Absolutelty fabulous, fun and funny rendition of the musical version of Dirty Rotten Scoundrels.


Older teens and up – nothing seen aside from one scantily dressed dance number but Freddy and some of the lyrics are crude and the main characters are essentially highly paid gigolos.


The Odd Couple meets the musical version of The Producers with a touch of The Sting thrown in for good measure and you have Dirty Rotten Scoundrels, the musical showing June 2, 2018 through June 17, 2018 at the Lake Charles ACTS Theatre. (One Reid Street, 433-2287, for tickets click HERE.)

The premise is the same as for the 1988 non-musical movie. Two con men with dipolar opposite styles compete for the same territory, Beaumont-sur-Mer on the French Riviera.


Lawrence Jamison (played in our local production by Louis Barrilleaux) is a posh, refined British swindler of silly women – but truly a con — artist. Hustler he might be, but also a man of elegant taste, an appreciation for the arts and a soft heart for the local charities. His motto is that he only gives the excessively wealthy and bored women what they want – a little excitement, and a bit of flair – and his to offer at a price. His is a con so well established in Beaumont-sur-Mer that a certain ennui has begun to set in and he longs for the early days of challenge.

In happens Freddie (Robert Goodson) a crude, American shyster pick pocket who thinks it an accomplishment to bilk a sympathetic fellow train passenger out of the price of a meal. Hungry for Jamison’s upper class perks, his motto is – I want it all and BIG!

Without giving away too many of the deliciously funny details, the two men become friendly enemies in a bet to win $50,000 out of the newly arrived ingenue Christine (Markie Hebert who also served as producer). The first to accomplish this goal wins the exclusive and permanent run of Beaumont-sur-Mer.

Supporting these loveable flim flammers are Andre Lawrence’s corrupt and accommodating police chief (Zac Hammons), Muriel the heiress tired of wandering world (Aimee Mayeux), and Jolene (Taylor Novak) one of Jamison’s marks who becomes unexpectedly, inconveniently and amusingly possessive. Rounding out the cast is the ensemble of: Heather Foreman, Jace Gibbons, Brahnsen Lopez and Ashley Mayeux who sing and dance through a multiplicity of parts.

Kris Perez Webster does a masterful job at directing this troupe.

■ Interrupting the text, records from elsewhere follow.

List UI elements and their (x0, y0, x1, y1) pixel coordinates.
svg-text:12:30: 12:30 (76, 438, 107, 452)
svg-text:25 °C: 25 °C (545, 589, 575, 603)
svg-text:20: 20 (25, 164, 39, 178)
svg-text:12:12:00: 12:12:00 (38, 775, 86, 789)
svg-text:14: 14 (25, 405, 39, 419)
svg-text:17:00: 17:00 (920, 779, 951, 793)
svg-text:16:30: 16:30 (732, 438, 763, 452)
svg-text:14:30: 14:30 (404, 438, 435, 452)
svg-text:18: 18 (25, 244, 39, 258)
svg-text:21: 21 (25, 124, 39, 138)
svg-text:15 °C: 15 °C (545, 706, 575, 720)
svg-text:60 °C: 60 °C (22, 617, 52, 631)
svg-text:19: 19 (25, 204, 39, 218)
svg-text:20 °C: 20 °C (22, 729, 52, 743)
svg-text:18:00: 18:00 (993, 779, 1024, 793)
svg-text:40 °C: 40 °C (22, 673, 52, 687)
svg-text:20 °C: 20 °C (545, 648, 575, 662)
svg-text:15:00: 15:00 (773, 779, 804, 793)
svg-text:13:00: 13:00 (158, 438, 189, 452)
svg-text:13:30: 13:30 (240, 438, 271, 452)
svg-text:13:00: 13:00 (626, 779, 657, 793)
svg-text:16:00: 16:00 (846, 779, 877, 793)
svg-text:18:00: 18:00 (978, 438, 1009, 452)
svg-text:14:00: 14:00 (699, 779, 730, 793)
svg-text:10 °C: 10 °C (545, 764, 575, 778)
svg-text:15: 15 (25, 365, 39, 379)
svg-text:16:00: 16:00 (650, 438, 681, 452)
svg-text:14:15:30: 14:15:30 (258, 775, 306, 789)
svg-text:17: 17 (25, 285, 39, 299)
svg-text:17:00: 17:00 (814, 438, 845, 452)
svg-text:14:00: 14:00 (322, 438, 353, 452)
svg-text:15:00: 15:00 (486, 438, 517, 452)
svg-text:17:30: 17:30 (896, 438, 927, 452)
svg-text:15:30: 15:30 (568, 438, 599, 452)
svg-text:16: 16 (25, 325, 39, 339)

Just the casting of this play had to be ingeniously thought out as DRS calls for a cast of 30 but they accomplish it with only 9.

Even Markie and Zac, who have major supporting roles, perform double and triple duties where needed.The timing, blocking and personalities were artfully coordinated. The multipurpose stage is cleverly designed to function as everything from an outdoor rendevous to a bedroom with but the wind quick change of props artfully moved by cast and coordinated by Katherine Cole the Stage Manager. Sound and lighting are expertly managed by Markie’s husband Clay Hebert.

The three leads aided by Hammons’ often frustrated and put upon French gendarme have wonderful chemistry and timing, and their singing of even the quick paced and complex lyrics is strong and clear – performing as though they have been together for years, playing off each other with apparent effortlessness and a natural ease that belies the countless hours that went into this smooth and hilarious production. In most musicals, the plot is a thinly veiled excuse for the performance of catchy tunes, weakening the story and leaving the characters a bit vapid. But in this rendition of Dirty Rotten Scoundrels the opposite happens. While the first incarnation – A Bedtime Story with Marlon Brando and David Niven was charming and I LOVE the 1988 remake with Steve Martin and Michael Caine, the 2004 musical, written by Jeffrey Lane with music and (occasionally naughty but always character revealing and clever) lyrics by David Yazbek, ENHANCES the characters, fleshing them out and giving them fresh depth, even providing a new subplot for the police chief.

Fourth walls are broken, witty and occasionally bawdy songs are sung with clarity and professionalism, and the cast moves themselves and the props like a winning baseball team, as a single internally familiar mechanism.

While really for the older teens and up because of subject matter and some witty but ribald lyrics and gestures, nothing is seen on stage and there is a certain moral compass which is followed.

So for one of the best productions ACTS Theatre has ever put on, go see Dirty Rotten Scoundrels the musical, playing now through June 17, 2018. Take Dad for Father’s Day as laughter, after love, is the best gift you can give.